I was excited to learn about this new (scheduled for January 2024 publication) collection of short stories from James Lee Burke. Burke wrote a lot of short stories early in his career, but not all that many since those early years. This collection, from what I can tell, continues to explore the themes Burke uses so well in his novels: flawed people struggling to do the right thing while caught up in situations they cannot always control. Eight stories and one novella are collected here. This is one I'm really looking forward to, but I may decide to wait another month on it...this is money in the bank.

This Jerry Lee Lewis biography caught my attention mainly because it is written by Rick Bragg, a writer I've always enjoyed. I'm a lifetime fan of Jerry Lee's music, too, ever since seeing him drunkenly perform at a bowling alley when his career was obviously not going real well. I love his style and I was fascinated by his utterly reckless determination to live life on his own terms, bar the consequences. Rick Bragg's writing...Jerry Lee Lewis's story. How could this not turn out to be great?

I'll probably only add two or three of these five, but the ones not added are destined for a try next week. I've been reading a couple of complicated books, especially The Secret Hours, that demand a little more concentration than most novels, so I've cut back to five books going at once instead of trying to keep up with eight of them. That seems to be working really well, so I may stay on that approach for a while.

Have a great reading week, y'all. I can't wait to hear all about it.

Saturday, September 02, 2023

Cleveland Noir - Edited by Michael Ruhlman & Miesha Wilson Headen

 


Cleveland Noir, edited by Michael Ruhlman and Miesha Wilson Headen, is the latest in the long line of dark short story collections from Akashic Books. As in past collections, the selected authors are all from the title city, and they still live in, or have close connections, there. What makes Cleveland Noir a little different is that eleven of the collection's fifteen stories are written by women, only four by men. Women have been writing in the noire genre as long as it has existed, of course, but their work completely dominates this particular collection. A bigger surprise here is that the darkest and most violent stories, especially those about female victims, are stories authored by women.
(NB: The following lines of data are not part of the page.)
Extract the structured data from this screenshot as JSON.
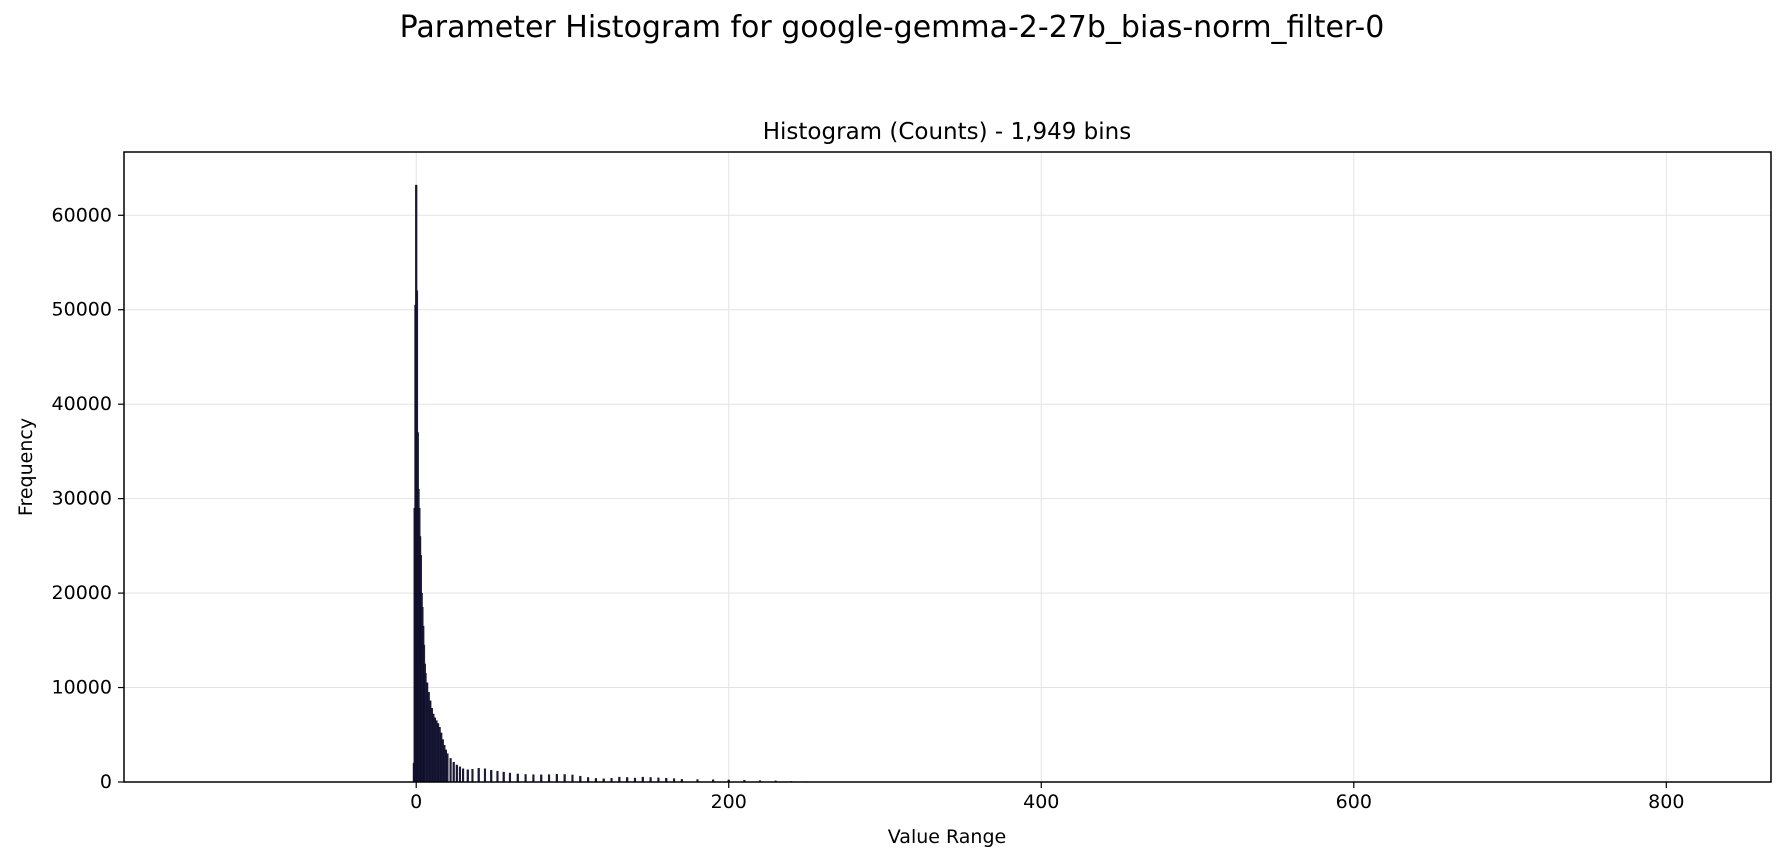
{
  "chart_data": {
    "type": "bar",
    "title": "Parameter Histogram for google-gemma-2-27b_bias-norm_filter-0",
    "subtitle": "Histogram (Counts) - 1,949 bins",
    "xlabel": "Value Range",
    "ylabel": "Frequency",
    "xlim": [
      -187,
      867
    ],
    "ylim": [
      0,
      66700
    ],
    "xticks": [
      0,
      200,
      400,
      600,
      800
    ],
    "yticks": [
      0,
      10000,
      20000,
      30000,
      40000,
      50000,
      60000
    ],
    "grid": true,
    "bar_color": "#1a1a3a",
    "bin_width": 0.43,
    "bins": [
      [
        -1.5,
        2000
      ],
      [
        -1.0,
        29000
      ],
      [
        -0.5,
        50500
      ],
      [
        0.0,
        63200
      ],
      [
        0.5,
        52000
      ],
      [
        1.0,
        37000
      ],
      [
        1.5,
        31000
      ],
      [
        2.0,
        29000
      ],
      [
        2.5,
        26000
      ],
      [
        3.0,
        24000
      ],
      [
        3.5,
        20000
      ],
      [
        4.0,
        18500
      ],
      [
        4.5,
        16500
      ],
      [
        5.0,
        14500
      ],
      [
        5.5,
        12500
      ],
      [
        6.0,
        11500
      ],
      [
        7.0,
        10500
      ],
      [
        8.0,
        9500
      ],
      [
        9.0,
        8600
      ],
      [
        10.0,
        7800
      ],
      [
        11.0,
        7200
      ],
      [
        12.0,
        6800
      ],
      [
        13.0,
        6500
      ],
      [
        14.0,
        6200
      ],
      [
        15.0,
        5800
      ],
      [
        16.0,
        5200
      ],
      [
        17.0,
        4500
      ],
      [
        18.0,
        3900
      ],
      [
        19.0,
        3400
      ],
      [
        20.0,
        3000
      ],
      [
        22.0,
        2500
      ],
      [
        24.0,
        2100
      ],
      [
        26.0,
        1800
      ],
      [
        28.0,
        1600
      ],
      [
        30.0,
        1400
      ],
      [
        33.0,
        1300
      ],
      [
        36.0,
        1350
      ],
      [
        40.0,
        1450
      ],
      [
        44.0,
        1400
      ],
      [
        48.0,
        1250
      ],
      [
        52.0,
        1150
      ],
      [
        56.0,
        1050
      ],
      [
        60.0,
        950
      ],
      [
        65.0,
        850
      ],
      [
        70.0,
        800
      ],
      [
        75.0,
        780
      ],
      [
        80.0,
        760
      ],
      [
        85.0,
        780
      ],
      [
        90.0,
        820
      ],
      [
        95.0,
        800
      ],
      [
        100.0,
        750
      ],
      [
        105.0,
        620
      ],
      [
        110.0,
        480
      ],
      [
        115.0,
        380
      ],
      [
        120.0,
        340
      ],
      [
        125.0,
        400
      ],
      [
        130.0,
        520
      ],
      [
        135.0,
        480
      ],
      [
        140.0,
        420
      ],
      [
        145.0,
        520
      ],
      [
        150.0,
        480
      ],
      [
        155.0,
        440
      ],
      [
        160.0,
        400
      ],
      [
        165.0,
        360
      ],
      [
        170.0,
        280
      ],
      [
        180.0,
        260
      ],
      [
        190.0,
        240
      ],
      [
        200.0,
        220
      ],
      [
        210.0,
        180
      ],
      [
        220.0,
        150
      ],
      [
        230.0,
        120
      ],
      [
        240.0,
        60
      ],
      [
        250.0,
        40
      ],
      [
        260.0,
        30
      ],
      [
        270.0,
        25
      ],
      [
        280.0,
        10
      ]
    ]
  }
}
Among my favorite stories in Cleveland Noir are Susan Petrone's "The Silent Partner," Dana McSwain's "Bus Stop," D.M. Pulley's "Tremonster," and  Daniel Stashower's "Lenny, but Not Corky." The Petrone story uses the real life 1920 death on the baseball field of Ray Chapman to explore what might still happen today if some enterprising reporter were to delve too deeply into the tragedy. Was it an accidental beaning or was it murder? One reporter is determined to find out.
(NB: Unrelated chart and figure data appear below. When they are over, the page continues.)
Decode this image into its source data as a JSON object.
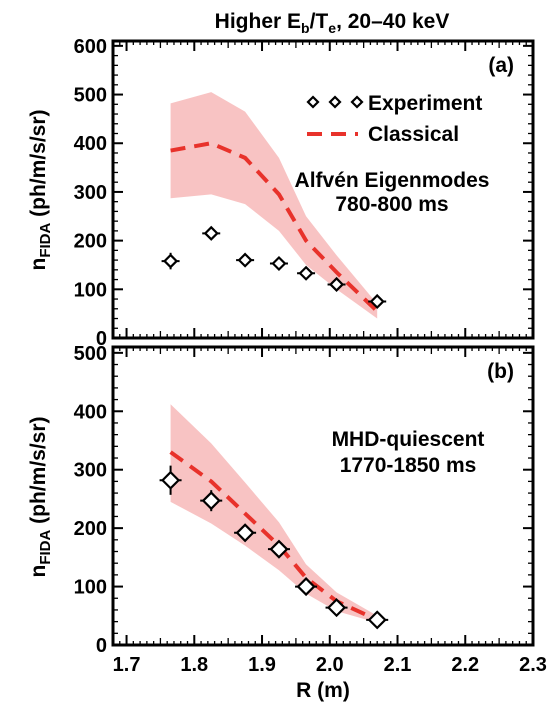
{
  "title": "Higher E",
  "title_sub_b": "b",
  "title_mid": "/T",
  "title_sub_e": "e",
  "title_tail": ", 20–40 keV",
  "colors": {
    "band": "#f7b9b9",
    "classical": "#e8322b",
    "marker": "#000000"
  },
  "xlabel": "R (m)",
  "x_ticks": [
    "1.7",
    "1.8",
    "1.9",
    "2.0",
    "2.1",
    "2.2",
    "2.3"
  ],
  "panels": [
    {
      "tag": "(a)",
      "ylabel_main": "n",
      "ylabel_sub": "FIDA",
      "ylabel_tail": " (ph/m/s/sr)",
      "y_ticks": [
        "0",
        "100",
        "200",
        "300",
        "400",
        "500",
        "600"
      ],
      "legend": {
        "experiment": "Experiment",
        "classical": "Classical"
      },
      "annotation": [
        "Alfvén Eigenmodes",
        "780-800 ms"
      ]
    },
    {
      "tag": "(b)",
      "ylabel_main": "n",
      "ylabel_sub": "FIDA",
      "ylabel_tail": " (ph/m/s/sr)",
      "y_ticks": [
        "0",
        "100",
        "200",
        "300",
        "400",
        "500"
      ],
      "annotation": [
        "MHD-quiescent",
        "1770-1850 ms"
      ]
    }
  ],
  "chart_data": [
    {
      "type": "scatter",
      "panel": "(a)",
      "xlim": [
        1.68,
        2.3
      ],
      "ylim": [
        0,
        610
      ],
      "series": [
        {
          "name": "Experiment",
          "x": [
            1.765,
            1.825,
            1.875,
            1.925,
            1.965,
            2.01,
            2.07
          ],
          "y": [
            158,
            215,
            160,
            153,
            133,
            110,
            75
          ],
          "yerr": [
            17,
            10,
            5,
            5,
            12,
            8,
            5
          ]
        },
        {
          "name": "Classical",
          "x": [
            1.765,
            1.825,
            1.875,
            1.925,
            1.965,
            2.01,
            2.07
          ],
          "y": [
            385,
            400,
            370,
            295,
            200,
            135,
            55
          ],
          "band_low": [
            287,
            295,
            275,
            220,
            150,
            100,
            40
          ],
          "band_high": [
            482,
            505,
            465,
            370,
            250,
            170,
            70
          ]
        }
      ]
    },
    {
      "type": "scatter",
      "panel": "(b)",
      "xlim": [
        1.68,
        2.3
      ],
      "ylim": [
        0,
        510
      ],
      "series": [
        {
          "name": "Experiment",
          "x": [
            1.765,
            1.825,
            1.875,
            1.925,
            1.965,
            2.01,
            2.07
          ],
          "y": [
            282,
            247,
            192,
            164,
            100,
            64,
            43
          ],
          "yerr": [
            25,
            18,
            5,
            5,
            13,
            5,
            3
          ]
        },
        {
          "name": "Classical",
          "x": [
            1.765,
            1.825,
            1.875,
            1.925,
            1.965,
            2.01,
            2.07
          ],
          "y": [
            330,
            280,
            225,
            170,
            115,
            75,
            43
          ],
          "band_low": [
            245,
            208,
            170,
            128,
            88,
            58,
            38
          ],
          "band_high": [
            412,
            345,
            278,
            210,
            138,
            90,
            50
          ]
        }
      ]
    }
  ]
}
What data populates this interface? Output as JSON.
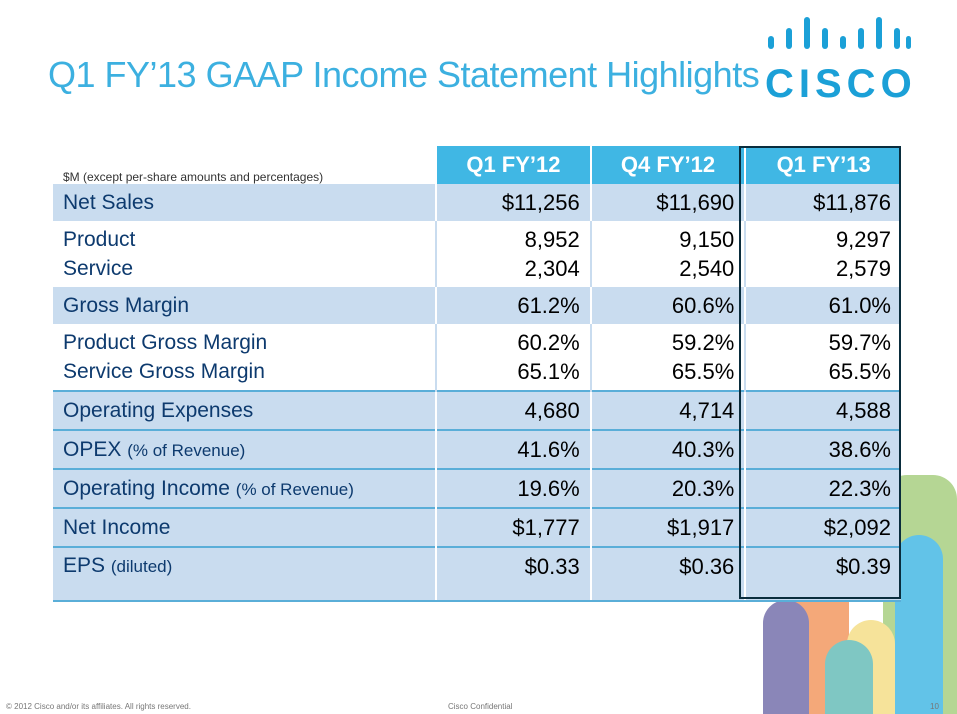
{
  "slide": {
    "title": "Q1 FY’13 GAAP Income Statement Highlights",
    "logo_text": "CISCO",
    "colors": {
      "title": "#3cb0e0",
      "header_bg": "#40b7e4",
      "row_shade": "#c9dcef",
      "label": "#0d3a6e",
      "highlight_border": "#0a2d3d"
    }
  },
  "table": {
    "units_note": "$M (except per-share amounts and percentages)",
    "columns": [
      "Q1 FY’12",
      "Q4 FY’12",
      "Q1 FY’13"
    ],
    "rows": [
      {
        "label": "Net Sales",
        "values": [
          "$11,256",
          "$11,690",
          "$11,876"
        ]
      },
      {
        "labels": [
          "Product",
          "Service"
        ],
        "values": [
          [
            "8,952",
            "2,304"
          ],
          [
            "9,150",
            "2,540"
          ],
          [
            "9,297",
            "2,579"
          ]
        ]
      },
      {
        "label": "Gross Margin",
        "values": [
          "61.2%",
          "60.6%",
          "61.0%"
        ]
      },
      {
        "labels": [
          "Product Gross Margin",
          "Service Gross Margin"
        ],
        "values": [
          [
            "60.2%",
            "65.1%"
          ],
          [
            "59.2%",
            "65.5%"
          ],
          [
            "59.7%",
            "65.5%"
          ]
        ]
      },
      {
        "label": "Operating Expenses",
        "values": [
          "4,680",
          "4,714",
          "4,588"
        ]
      },
      {
        "label": "OPEX",
        "sub": "(% of Revenue)",
        "values": [
          "41.6%",
          "40.3%",
          "38.6%"
        ]
      },
      {
        "label": "Operating Income",
        "sub": "(% of Revenue)",
        "values": [
          "19.6%",
          "20.3%",
          "22.3%"
        ]
      },
      {
        "label": "Net Income",
        "values": [
          "$1,777",
          "$1,917",
          "$2,092"
        ]
      },
      {
        "label": "EPS",
        "sub": "(diluted)",
        "values": [
          "$0.33",
          "$0.36",
          "$0.39"
        ]
      }
    ]
  },
  "footer": {
    "copyright": "© 2012 Cisco and/or its affiliates. All rights reserved.",
    "confidential": "Cisco Confidential",
    "page_number": "10"
  }
}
McSwain's "Bus Stop" is about a man who sees dead people, specifically young women who meet with him on the anniversary of their deaths to offer a little more information about what happened to them. Is there a serial killer still out there, and is it all starting to make too much sense to ignore?
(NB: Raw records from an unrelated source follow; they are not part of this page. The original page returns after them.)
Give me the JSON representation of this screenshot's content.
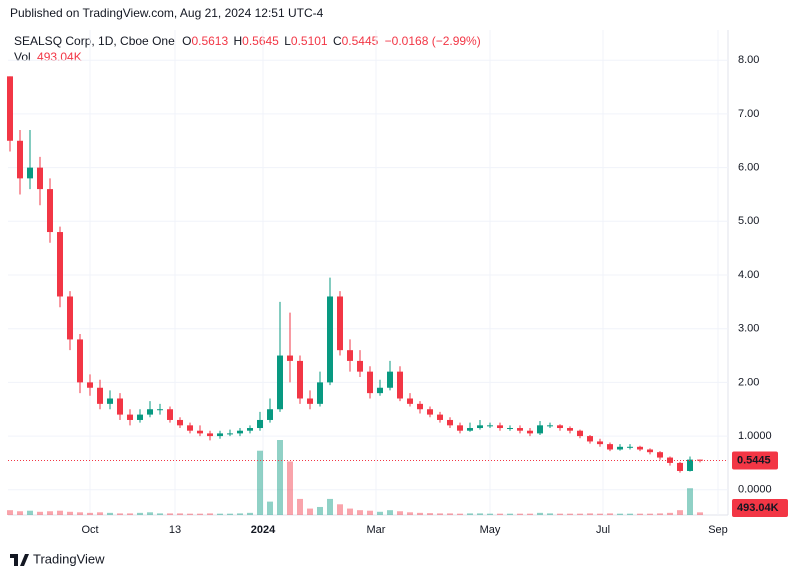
{
  "chart_data": {
    "type": "candlestick",
    "published": "Published on TradingView.com, Aug 21, 2024 12:51 UTC-4",
    "title": "SEALSQ Corp, 1D, Cboe One",
    "legend_labels": {
      "open": "O",
      "high": "H",
      "low": "L",
      "close": "C",
      "volume": "Vol"
    },
    "change_label": "−0.0168 (−2.99%)",
    "last_volume_label": "493.04K",
    "brand": "TradingView",
    "up_color": "#089981",
    "down_color": "#f23645",
    "grid": true,
    "ylim": [
      -0.47,
      8.47
    ],
    "yticks": [
      {
        "value": 0,
        "label": "0.0000"
      },
      {
        "value": 1,
        "label": "1.0000"
      },
      {
        "value": 2,
        "label": "2.00"
      },
      {
        "value": 3,
        "label": "3.00"
      },
      {
        "value": 4,
        "label": "4.00"
      },
      {
        "value": 5,
        "label": "5.00"
      },
      {
        "value": 6,
        "label": "6.00"
      },
      {
        "value": 7,
        "label": "7.00"
      },
      {
        "value": 8,
        "label": "8.00"
      }
    ],
    "xlim": [
      -0.2,
      71.8
    ],
    "xticks": [
      {
        "value": 8,
        "label": "Oct"
      },
      {
        "value": 16.5,
        "label": "13"
      },
      {
        "value": 25.3,
        "label": "2024"
      },
      {
        "value": 36.6,
        "label": "Mar"
      },
      {
        "value": 48,
        "label": "May"
      },
      {
        "value": 59.3,
        "label": "Jul"
      },
      {
        "value": 70.8,
        "label": "Sep"
      }
    ],
    "open": [
      7.7,
      6.5,
      5.8,
      6.0,
      5.6,
      4.8,
      3.6,
      2.8,
      2.0,
      1.9,
      1.6,
      1.7,
      1.4,
      1.3,
      1.4,
      1.5,
      1.5,
      1.3,
      1.2,
      1.1,
      1.05,
      1.0,
      1.05,
      1.05,
      1.1,
      1.15,
      1.3,
      1.5,
      2.5,
      2.4,
      1.7,
      1.6,
      2.0,
      3.6,
      2.6,
      2.4,
      2.2,
      1.8,
      1.9,
      2.2,
      1.7,
      1.6,
      1.5,
      1.4,
      1.3,
      1.2,
      1.1,
      1.15,
      1.2,
      1.2,
      1.15,
      1.15,
      1.1,
      1.05,
      1.2,
      1.2,
      1.15,
      1.1,
      1.0,
      0.9,
      0.85,
      0.75,
      0.8,
      0.8,
      0.75,
      0.7,
      0.6,
      0.5,
      0.35,
      0.5613
    ],
    "high": [
      7.7,
      6.7,
      6.7,
      6.2,
      5.8,
      4.9,
      3.7,
      2.9,
      2.15,
      2.05,
      1.85,
      1.8,
      1.5,
      1.5,
      1.65,
      1.6,
      1.55,
      1.35,
      1.25,
      1.2,
      1.1,
      1.1,
      1.12,
      1.15,
      1.2,
      1.45,
      1.7,
      3.5,
      3.3,
      2.5,
      1.85,
      2.2,
      3.95,
      3.7,
      2.8,
      2.6,
      2.3,
      2.05,
      2.4,
      2.3,
      1.8,
      1.65,
      1.55,
      1.45,
      1.35,
      1.25,
      1.25,
      1.3,
      1.25,
      1.25,
      1.2,
      1.2,
      1.15,
      1.28,
      1.25,
      1.22,
      1.18,
      1.12,
      1.02,
      0.95,
      0.88,
      0.85,
      0.85,
      0.82,
      0.77,
      0.72,
      0.62,
      0.52,
      0.62,
      0.5645
    ],
    "low": [
      6.3,
      5.5,
      5.6,
      5.3,
      4.6,
      3.4,
      2.6,
      1.8,
      1.75,
      1.5,
      1.5,
      1.3,
      1.2,
      1.25,
      1.35,
      1.4,
      1.25,
      1.15,
      1.05,
      1.0,
      0.92,
      0.95,
      1.0,
      1.0,
      1.05,
      1.1,
      1.25,
      1.45,
      2.0,
      1.6,
      1.5,
      1.55,
      1.95,
      2.5,
      2.2,
      2.1,
      1.7,
      1.75,
      1.85,
      1.65,
      1.55,
      1.42,
      1.35,
      1.25,
      1.15,
      1.05,
      1.08,
      1.12,
      1.15,
      1.1,
      1.1,
      1.05,
      1.0,
      1.02,
      1.15,
      1.1,
      1.05,
      0.96,
      0.86,
      0.8,
      0.72,
      0.73,
      0.75,
      0.72,
      0.66,
      0.56,
      0.45,
      0.32,
      0.34,
      0.5101
    ],
    "close": [
      6.5,
      5.8,
      6.0,
      5.6,
      4.8,
      3.6,
      2.8,
      2.0,
      1.9,
      1.6,
      1.7,
      1.4,
      1.3,
      1.4,
      1.5,
      1.5,
      1.3,
      1.2,
      1.1,
      1.05,
      1.0,
      1.05,
      1.05,
      1.1,
      1.15,
      1.3,
      1.5,
      2.5,
      2.4,
      1.7,
      1.6,
      2.0,
      3.6,
      2.6,
      2.4,
      2.2,
      1.8,
      1.9,
      2.2,
      1.7,
      1.6,
      1.5,
      1.4,
      1.3,
      1.2,
      1.1,
      1.15,
      1.2,
      1.2,
      1.15,
      1.15,
      1.1,
      1.05,
      1.2,
      1.2,
      1.15,
      1.1,
      1.0,
      0.9,
      0.85,
      0.75,
      0.8,
      0.8,
      0.75,
      0.7,
      0.6,
      0.5,
      0.35,
      0.5613,
      0.5445
    ],
    "volume": [
      900000,
      700000,
      800000,
      600000,
      700000,
      800000,
      600000,
      500000,
      400000,
      500000,
      400000,
      300000,
      300000,
      400000,
      500000,
      300000,
      300000,
      300000,
      250000,
      250000,
      300000,
      250000,
      250000,
      300000,
      400000,
      12000000,
      2500000,
      14000000,
      10000000,
      3000000,
      1200000,
      1500000,
      3000000,
      2000000,
      1200000,
      900000,
      800000,
      600000,
      900000,
      700000,
      500000,
      400000,
      350000,
      300000,
      300000,
      250000,
      300000,
      300000,
      250000,
      250000,
      250000,
      250000,
      250000,
      400000,
      300000,
      250000,
      250000,
      250000,
      300000,
      250000,
      300000,
      250000,
      250000,
      250000,
      250000,
      300000,
      400000,
      900000,
      5000000,
      493040
    ]
  }
}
Pulley's "Tremonster" is about a neighborhood monster who preys on young women without much concern that the Cleveland police will spend a lot of time trying to solve the murders of the young women he chooses. The suspense builds slowly but steadily all the way up to the story's climactic ending.

"Lenny, but Not Corky" by Daniel Stashower is a fun story about ego and how it affects a 73-year-old man who still believes that he earned a bigger reputation than the one Cleveland music fans grant him. What happens when a reporter interviews him almost fifty years after his limited impact on the Cleveland music scene has largely been forgotten, surprises both of them.

Cleveland Noir is one of the most consistently good collection of short stories I've read in the Akashic series, and I've read near twenty of them now. Fans of really dark crime fiction will enjoy it, and it will serve as a good introduction to readers not overly familiar with the noir genre already.